Saiu em direcção ao local de onde deveria cumprir a sua missão.



O seu posto de vigia, que na verdade era mais de um, era uma estrutura construída pelos seus antecessores na função. Uma estrutura em pedra com várias janelas que permitiam contemplar o mundo à sua volta.

Ligeiramente protegido da crueldade do Inverno que sempre sorrateiramente se aproxima, podia de ali ver com incomparável clareza o Verão que à sua volta se contorcia em dores e sofrimento, resistindo infrutiferamente aos avanços do Outono que o empurravam para o degredo, banindo-o da face daquela terra até daí a muitos meses.



Era sua missão assegurar que o Verão partia em paz com ele próprio e consola-lo na sua partida, dando-lhe ânimo para voltar mais quente e radioso no próximo ano.
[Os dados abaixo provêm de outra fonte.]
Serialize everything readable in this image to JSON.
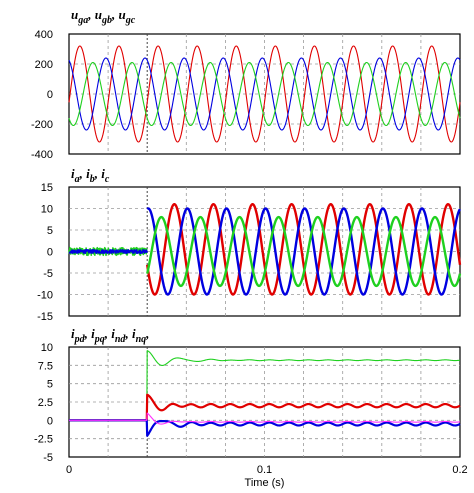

Tinha de proteger a sua partida de um Inverno desalmadamente frio e incomparavelmente sombrio. Era sua obrigação assegurar que essa sombra não seria permanente. Tinha de passar o Inverno a sanar as feridas abertas no Verão, para este renascer em pleno, no azul do céu com o despontar da primavera.

Era este o grande mistério que intrigava os seus amigos e conhecidos e cuja resposta queriam desesperadamente saber. Como lhe explicaria ele tão insólito e intimo segredo...

Que diriam eles se soubessem que ele era o Guardião do Verão?